Senate debates
Wednesday, 11 November 2020
Adjournment
Consumer Safety
7:40 pm
Stirling Griff (SA, Centre Alliance) Share this | Link to this | Hansard source
Earlier this year, three-year-old Brittney Conway swallowed a button battery. After weeks in the Queensland Children's Hospital and despite the best efforts of her doctors, Brittney died. Last month, her parents Lorraine and David Conway spoke publicly about the death of their daughter. They described Brittney as a girl with a thousand sparkles in her eyes. I cannot imagine the heartache and pain they have endured.
A few weeks ago, more than 30,000 LED wristbands were distributed at the AFL grand final. Kidsafe Queensland warned the wristbands contained button batteries that were not properly secured and that there was a significant risk of harm, particularly to children. The AFL subsequently issued an urgent safety recall.
Brittney Conway's death and the AFL recall are reminders of the risks some products pose. They are also reminders that Australia's consumer safety laws are totally inadequate. Australia does not have a mandatory safety standard for button batteries despite 20 children being hospitalised after swallowing batteries each and every week—20 children a week.
In March this year, the ACCC proposed mandatory standards to improve battery safety. They said:
Without such mandatory safety standards it is likely we will continue to see further deaths and serious injuries associated with button batteries.
The government is yet to act. It makes me angry that we continue to see deaths and injuries while we wait.
Mandatory safety standards only exist for around 44 product types. That is a very small group of products. For every other product, consumer law is reactive. We wait until something bad happens before we take any form of action. Australia has more safety recalls than any other OECD country—around 650 each and every year. But fewer than half of recalled products are returned. The other half, almost two million unsafe products, are still in people's homes. That is why unsafe products cause more than 700 deaths and an incredible 50,000 injuries in Australia every year. That is totally unacceptable. But it's not surprising. There is no law in Australia that prevents a business from selling an unsafe product. This needs to change.
The government needs to legislate a general product safety provision. This would mean businesses are obligated to ensure the products they sell are actually safe. Many other countries already have such obligations. Britain has had a general safety provision for more than 30 years. The EU implemented a similar rule in 1992. Even the United States has a provision for children's products. But not Australia. The Productivity Commission considered the matter in 2006 and again in 2008 and noted the benefits of a safety provision. But they found, incredibly, that they were outweighed by the costs. Children are dying, but the prime consideration was cost.

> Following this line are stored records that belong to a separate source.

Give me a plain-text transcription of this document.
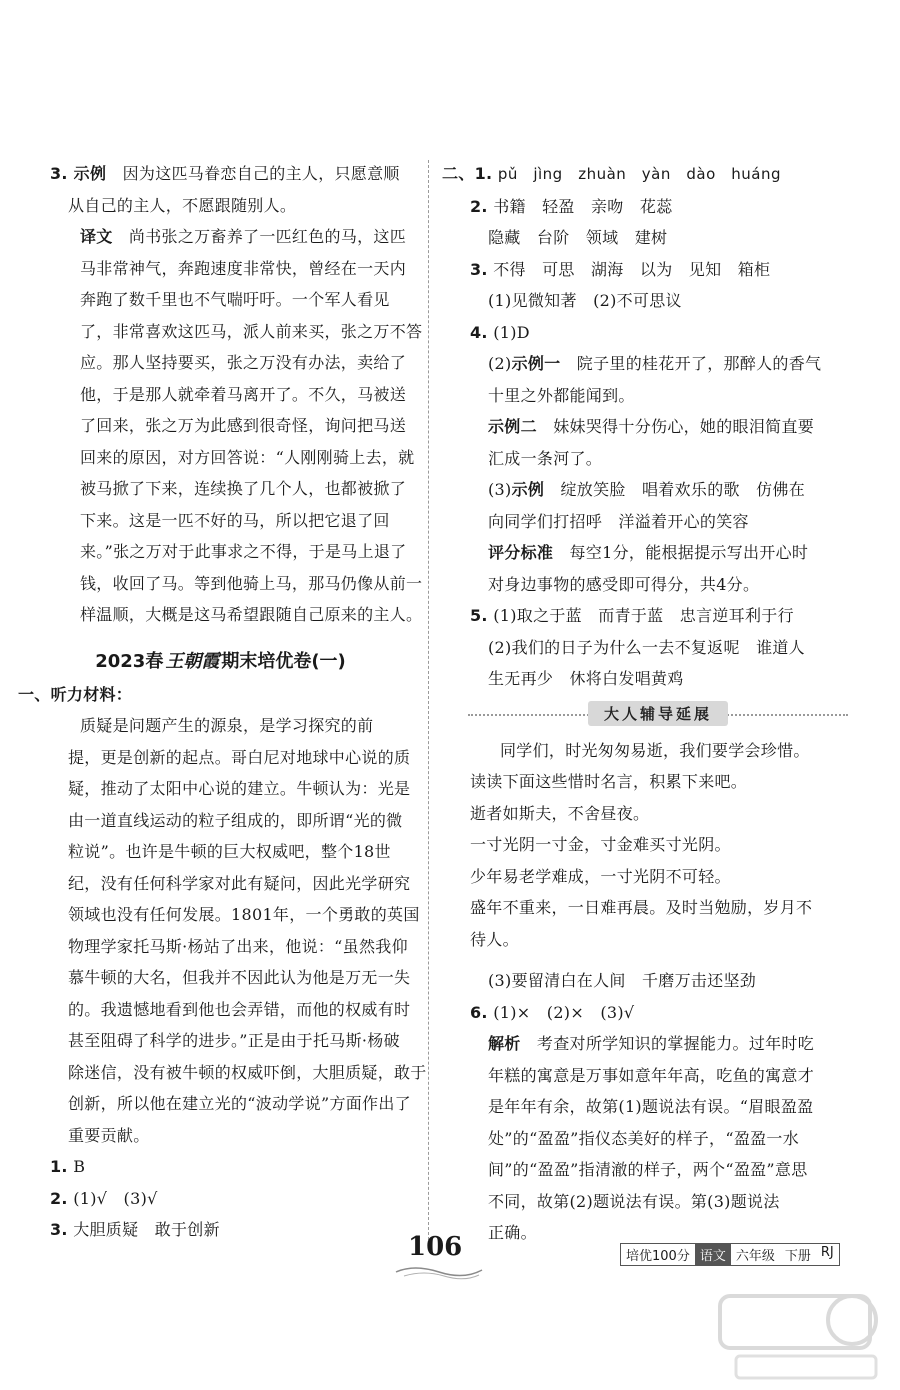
3. 示例　 因为这匹马眷恋自己的主人，只愿意顺
从自己的主人，不愿跟随别人。
译文　 尚书张之万畜养了一匹红色的马，这匹
马非常神气，奔跑速度非常快，曾经在一天内
奔跑了数千里也不气喘吁吁。一个军人看见
了，非常喜欢这匹马，派人前来买，张之万不答
应。那人坚持要买，张之万没有办法，卖给了
他，于是那人就牵着马离开了。不久，马被送
了回来，张之万为此感到很奇怪，询问把马送
回来的原因，对方回答说：“人刚刚骑上去，就
被马掀了下来，连续换了几个人，也都被掀了
下来。这是一匹不好的马，所以把它退了回
来。”张之万对于此事求之不得，于是马上退了
钱，收回了马。等到他骑上马，那马仍像从前一
样温顺，大概是这马希望跟随自己原来的主人。
2023春 王朝霞 期末培优卷(一)
一、听力材料：
质疑是问题产生的源泉，是学习探究的前
提，更是创新的起点。哥白尼对地球中心说的质
疑，推动了太阳中心说的建立。牛顿认为：光是
由一道直线运动的粒子组成的，即所谓“光的微
粒说”。也许是牛顿的巨大权威吧，整个18世
纪，没有任何科学家对此有疑问，因此光学研究
领域也没有任何发展。1801年，一个勇敢的英国
物理学家托马斯·杨站了出来，他说：“虽然我仰
慕牛顿的大名，但我并不因此认为他是万无一失
的。我遗憾地看到他也会弄错，而他的权威有时
甚至阻碍了科学的进步。”正是由于托马斯·杨破
除迷信，没有被牛顿的权威吓倒，大胆质疑，敢于
创新，所以他在建立光的“波动学说”方面作出了
重要贡献。
1. B
2. (1)√　(3)√
3. 大胆质疑　敢于创新
二、1. pǔ　jìng　zhuàn　yàn　dào　huáng
2. 书籍　轻盈　亲吻　花蕊
隐藏　台阶　领域　建树
3. 不得　可思　湖海　以为　见知　箱柜
(1)见微知著　(2)不可思议
4. (1)D
(2)示例一　 院子里的桂花开了，那醉人的香气
十里之外都能闻到。
示例二　 妹妹哭得十分伤心，她的眼泪简直要
汇成一条河了。
(3)示例　 绽放笑脸　唱着欢乐的歌　仿佛在
向同学们打招呼　洋溢着开心的笑容
评分标准　 每空1分，能根据提示写出开心时
对身边事物的感受即可得分，共4分。
5. (1)取之于蓝　而青于蓝　忠言逆耳利于行
(2)我们的日子为什么一去不复返呢　谁道人
生无再少　休将白发唱黄鸡
大人辅导延展
同学们，时光匆匆易逝，我们要学会珍惜。
读读下面这些惜时名言，积累下来吧。
逝者如斯夫，不舍昼夜。
一寸光阴一寸金，寸金难买寸光阴。
少年易老学难成，一寸光阴不可轻。
盛年不重来，一日难再晨。及时当勉励，岁月不
待人。
(3)要留清白在人间　千磨万击还坚劲
6. (1)×　(2)×　(3)√
解析　 考查对所学知识的掌握能力。过年时吃
年糕的寓意是万事如意年年高，吃鱼的寓意才
是年年有余，故第(1)题说法有误。“眉眼盈盈
处”的“盈盈”指仪态美好的样子，“盈盈一水
间”的“盈盈”指清澈的样子，两个“盈盈”意思
不同，故第(2)题说法有误。第(3)题说法
正确。
106	培优100分 语文 六年级 下册 RJ
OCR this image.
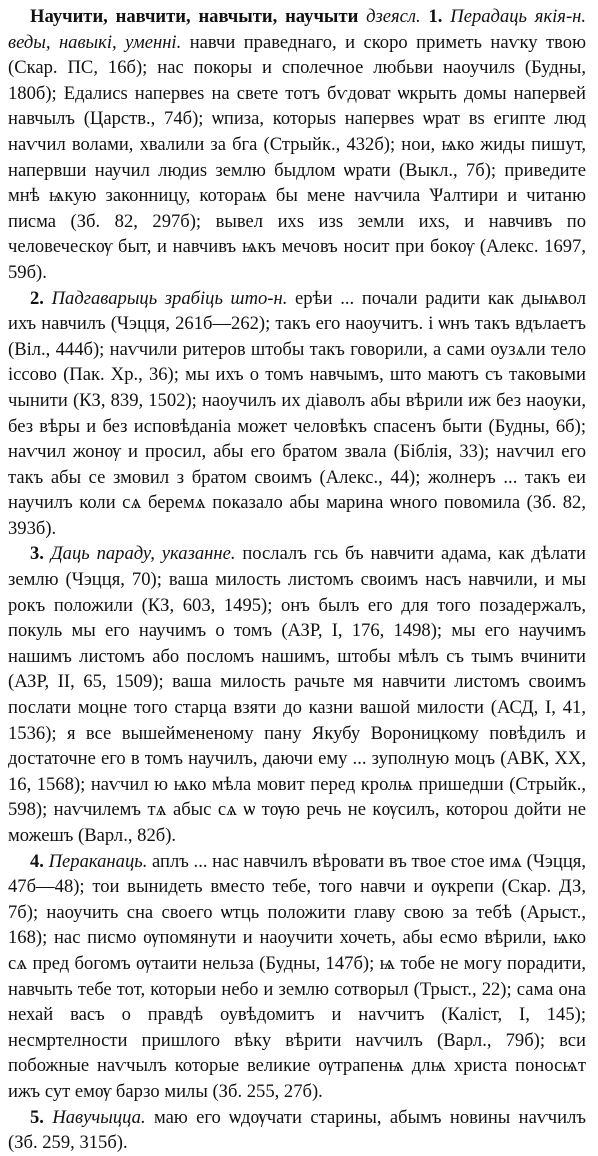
Научити, навчити, навчыти, научыти дзеясл. 1. Перадаць якія-н. веды, навыкі, уменні. навчи праведнаго, и скоро приметь наѵку твою (Скар. ПС, 16б); нас покоры и сполечное любьви наоучилѕ (Будны, 180б); Едалисѕ напервеѕ на свете тотъ бѵдоват ѡкрыть домы напервей навчылъ (Царств., 74б); ѡпиза, которыѕ напервеѕ ѡрат вѕ египте люд наѵчил волами, хвалили за бга (Стрыйк., 432б); нои, ѩко жиды пишут, напервши научил людиѕ землю быдлом ѡрати (Выкл., 7б); приведите мнѣ ѩкую законницу, котораѩ бы мене наѵчила Ѱалтири и читаню писма (Зб. 82, 297б); вывел ихѕ изѕ земли ихѕ, и навчивъ по человеческѹ быт, и навчивъ ѩкъ мечовъ носит при бокѹ (Алекс. 1697, 59б).

2. Падгаварыць зрабіць што-н. ерѣи ... почали радити как дыѩвол ихъ навчилъ (Чэцця, 261б—262); такъ его наоучитъ. і ѡнъ такъ вдълаетъ (Віл., 444б); наѵчили ритеров штобы такъ говорили, а сами оузѧли тело ісcово (Пак. Хр., 36); мы ихъ о томъ навчымъ, што маютъ съ таковыми чынити (КЗ, 839, 1502); наоучилъ их діаволъ абы вѣрили иж без наоуки, без вѣры и без исповѣданіа может человѣкъ спасенъ быти (Будны, 6б); наѵчил жонѹ и просил, абы его братом звала (Біблія, 33); наѵчил его такъ абы се змовил з братом своимъ (Алекс., 44); жолнеръ ... такъ еи научилъ коли сѧ беремѧ показало абы марина ѡного повомила (Зб. 82, 393б).

3. Даць параду, указанне. послалъ гсь бъ навчити адама, как дѣлати землю (Чэцця, 70); ваша милость листомъ своимъ насъ навчили, и мы рокъ положили (КЗ, 603, 1495); онъ былъ его для того позадержалъ, покуль мы его научимъ о томъ (АЗР, I, 176, 1498); мы его научимъ нашимъ листомъ або посломъ нашимъ, штобы мѣлъ съ тымъ вчинити (АЗР, II, 65, 1509); ваша милость рачьте мя навчити листомъ своимъ послати моцне того старца взяти до казни вашой милости (АСД, I, 41, 1536); я все вышеймененому пану Якубу Вороницкому повѣдилъ и достаточне его в томъ научилъ, даючи ему ... зуполную моцъ (АВК, XX, 16, 1568); наѵчил ю ѩко мѣла мовит перед кролѩ пришедши (Стрыйк., 598); наѵчилемъ тѧ абыс сѧ ѡ тѹю речь не кѹсилъ, котороu дойти не можешъ (Варл., 82б).

4. Пераканаць. аплъ ... нас навчилъ вѣровати въ твое стое имѧ (Чэцця, 47б—48); тои вынидеть вместо тебе, того навчи и ѹкрепи (Скар. ДЗ, 7б); наоучить сна своего ѡтць положити главу свою за тебѣ (Арыст., 168); нас писмо ѹпомянути и наоучити хочеть, абы есмо вѣрили, ѩко сѧ пред богомъ ѹтаити нельза (Будны, 147б); ѩ тобе не могу порадити, навчыть тебе тот, которыи небо и землю сотворыл (Трыст., 22); сама она нехай васъ о правдѣ оувѣдомитъ и наѵчитъ (Каліст, I, 145); несмртелности пришлого вѣку вѣрити наѵчилъ (Варл., 79б); вси побожные наѵчылъ которые великие ѹтрапенѩ длѩ христа поносѩт ижъ сут емѹ барзо милы (Зб. 255, 27б).

5. Навучыцца. маю его ѡдѹчати старины, абымъ новины наѵчилъ (Зб. 259, 315б).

This was the government's position until the review of Australian consumer law in 2017. It is harder than ever for consumers to understand product safety, so the obligation must shift to manufacturers and retailers. A general product safety provision would create incentives for businesses not to sell unsafe product and it would empower regulators to ensure safety, allowing unsafe products to be withdrawn before any potential tragedy occurs. It would also help Australian manufacturers, giving international consumers more confidence in the quality of our products.
There are plenty of good reasons to support a general safety provision, but surely the most important one is that it will keep our children safe. I hope government will listen. If not to me or to the ACCC, they should listen to Lorraine and David Conway when they talk about their beautiful daughter, Brittney.